Global financial services firm Morgan Stanley has agreed to pay a $1 million penalty for failure to safeguard customer data, the U.S. Securities and Exchange Commission (SEC) said on Wednesday. According to a statement by the SEC, the Wall Street bank violated a federal regulation – known as the “Safeguards Rule” – by failing to adopt federally required written policies and procedures reasonably designed to protect customer data. As a result, former financial advisor Galen Marsh was able to gain access to confidential information and transfer client data from an estimated 730,000 accounts to his personal server from 2011 to 2014. His personal server was ultimately hacked by third parties, the regulator said, and details of about 900 accounts were later released online:
“A likely third-party hack of Marsh’s personal server resulted in portions of the confidential data being posted on the Internet with offers to sell larger quantities,” the SEC said.
In a separate SEC order, Marsh was barred from the industry for five years. In December, he was criminally convicted for the breach and was sentenced to three years probation, and ordered to pay $600,000 in restitution.

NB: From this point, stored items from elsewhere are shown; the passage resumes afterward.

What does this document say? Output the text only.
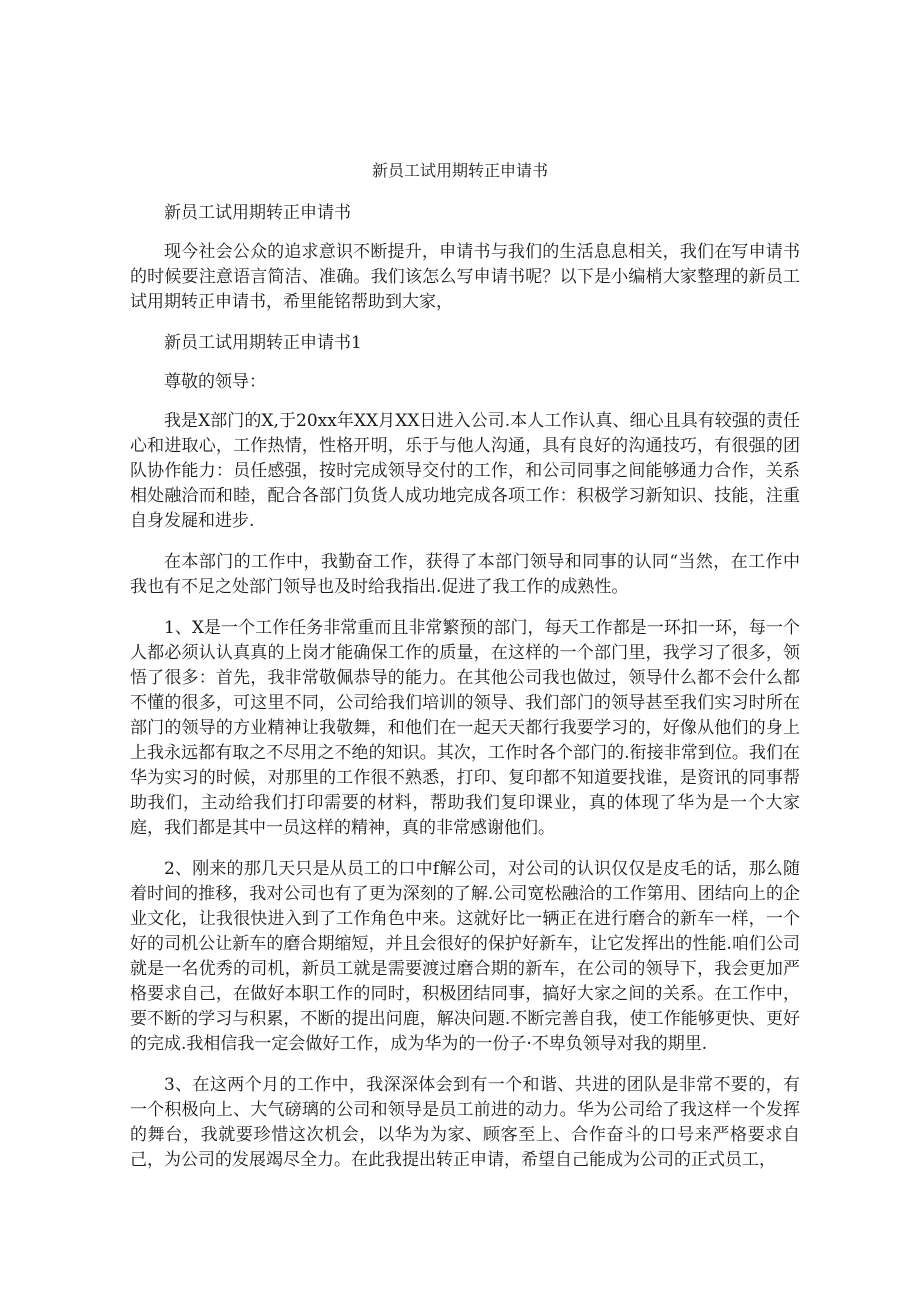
新员工试用期转正申请书

新员工试用期转正申请书

现今社会公众的追求意识不断提升，申请书与我们的生活息息相关，我们在写申请书的时候要注意语言简洁、准确。我们该怎么写申请书呢？以下是小编梢大家整理的新员工试用期转正申请书，希里能铭帮助到大家，

新员工试用期转正申请书1

尊敬的领导：

我是X部门的X,于20xx年XX月XX日进入公司.本人工作认真、细心且具有较强的责任心和进取心，工作热情，性格开明，乐于与他人沟通，具有良好的沟通技巧，有很强的团队协作能力：员任感强，按时完成领导交付的工作，和公司同事之间能够通力合作，关系相处融洽而和睦，配合各部门负货人成功地完成各项工作：积极学习新知识、技能，注重自身发屣和进步.

在本部门的工作中，我勤奋工作，获得了本部门领导和同事的认同“当然，在工作中我也有不足之处部门领导也及时给我指出.促进了我工作的成熟性。

1、X是一个工作任务非常重而且非常繁预的部门，每天工作都是一环扣一环，每一个人都必须认认真真的上岗才能确保工作的质量，在这样的一个部门里，我学习了很多，领悟了很多：首先，我非常敬佩恭导的能力。在其他公司我也做过，领导什么都不会什么都不懂的很多，可这里不同，公司给我们培训的领导、我们部门的领导甚至我们实习时所在部门的领导的方业精神让我敬舞，和他们在一起天天都行我要学习的，好像从他们的身上上我永远都有取之不尽用之不绝的知识。其次，工作时各个部门的.衔接非常到位。我们在华为实习的时候，对那里的工作很不熟悉，打印、复印都不知道要找谁，是资讯的同事帮助我们，主动给我们打印需要的材料，帮助我们复印课业，真的体现了华为是一个大家庭，我们都是其中一员这样的精神，真的非常感谢他们。

2、刚来的那几天只是从员工的口中f解公司，对公司的认识仅仅是皮毛的话，那么随着时间的推移，我对公司也有了更为深刻的了解.公司宽松融洽的工作第用、团结向上的企业文化，让我很快进入到了工作角色中来。这就好比一辆正在进行磨合的新车一样，一个好的司机公让新车的磨合期缩短，并且会很好的保护好新车，让它发挥出的性能.咱们公司就是一名优秀的司机，新员工就是需要渡过磨合期的新车，在公司的领导下，我会更加严格要求自己，在做好本职工作的同时，积极团结同事，搞好大家之间的关系。在工作中，要不断的学习与积累，不断的提出问鹿，解决问题.不断完善自我，使工作能够更快、更好的完成.我相信我一定会做好工作，成为华为的一份子·不卑负领导对我的期里.

3、在这两个月的工作中，我深深体会到有一个和谐、共进的团队是非常不要的，有一个积极向上、大气磅璃的公司和领导是员工前进的动力。华为公司给了我这样一个发挥的舞台，我就要珍惜这次机会，以华为为家、顾客至上、合作奋斗的口号来严格要求自己，为公司的发展竭尽全力。在此我提出转正申请，希望自己能成为公司的正式员工，
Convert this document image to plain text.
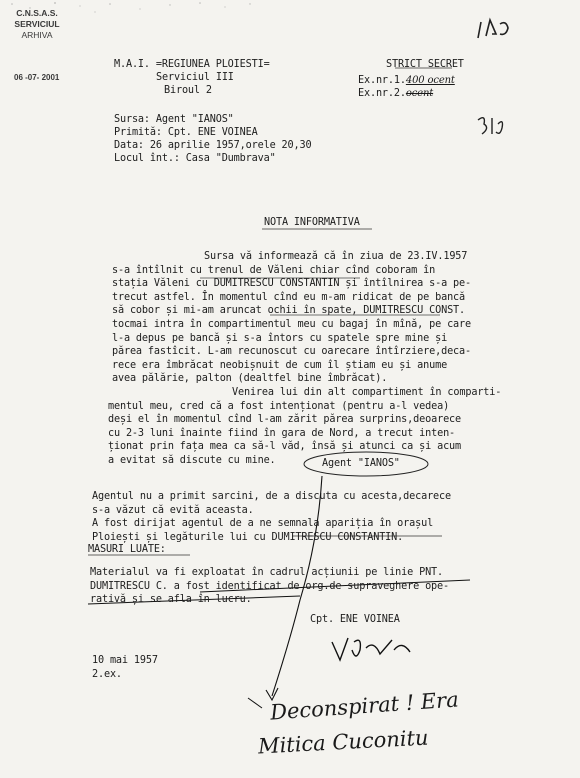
C.N.S.A.S.
SERVICIUL
ARHIVA
06 -07- 2001
M.A.I. =REGIUNEA PLOIESTI=
Serviciul III
Biroul 2
STRICT SECRET
Ex.nr.1.400 ocent
Ex.nr.2.ocent
Sursa: Agent "IANOS"
Primită: Cpt. ENE VOINEA
Data: 26 aprilie 1957,orele 20,30
Locul înt.: Casa "Dumbrava"
NOTA INFORMATIVA
Sursa vă informează că în ziua de 23.IV.1957
s-a întîlnit cu trenul de Văleni chiar cînd coboram în
stația Văleni cu DUMITRESCU CONSTANTIN și întîlnirea s-a pe-
trecut astfel. În momentul cînd eu m-am ridicat de pe bancă
să cobor și mi-am aruncat ochii în spate, DUMITRESCU CONST.
tocmai intra în compartimentul meu cu bagaj în mînă, pe care
l-a depus pe bancă și s-a întors cu spatele spre mine și
părea fastîcit. L-am recunoscut cu oarecare întîrziere,deca-
rece era îmbrăcat neobișnuit de cum îl știam eu și anume
avea pălărie, palton (dealtfel bine îmbrăcat).
Venirea lui din alt compartiment în comparti-
mentul meu, cred că a fost intenționat (pentru a-l vedea)
deși el în momentul cînd l-am zărit părea surprins,deoarece
cu 2-3 luni înainte fiind în gara de Nord, a trecut inten-
ționat prin fața mea ca să-l văd, însă și atunci ca și acum
a evitat să discute cu mine.	Agent "IANOS"
Agentul nu a primit sarcini, de a discuta cu acesta,decarece
s-a văzut că evită aceasta.
A fost dirijat agentul de a ne semnala apariția în orașul
Ploiești și legăturile lui cu DUMITRESCU CONSTANTIN.
MASURI LUATE:
Materialul va fi exploatat în cadrul acțiunii pe linie PNT.
DUMITRESCU C. a fost identificat de org.de supraveghere ope-
rativă și se afla în lucru.
Cpt. ENE VOINEA
10 mai 1957
2.ex.
Deconspirat ! Era
Mitica Cuconitu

Marsh reportedly conducted about 6,000 unauthorized researches on the bank’s computer system, taking client names, addresses and phone numbers, as well as account numbers, fixed-income investment information and account values. Although the bank did not admit or deny the offense, Morgan Stanley spokesman Jim Wiggins told Bloomberg the firm is pleased to settle the matter. Wiggins added the bank “worked quickly to protect affected clients by changing account numbers and offering credit monitoring and identity theft protection services.”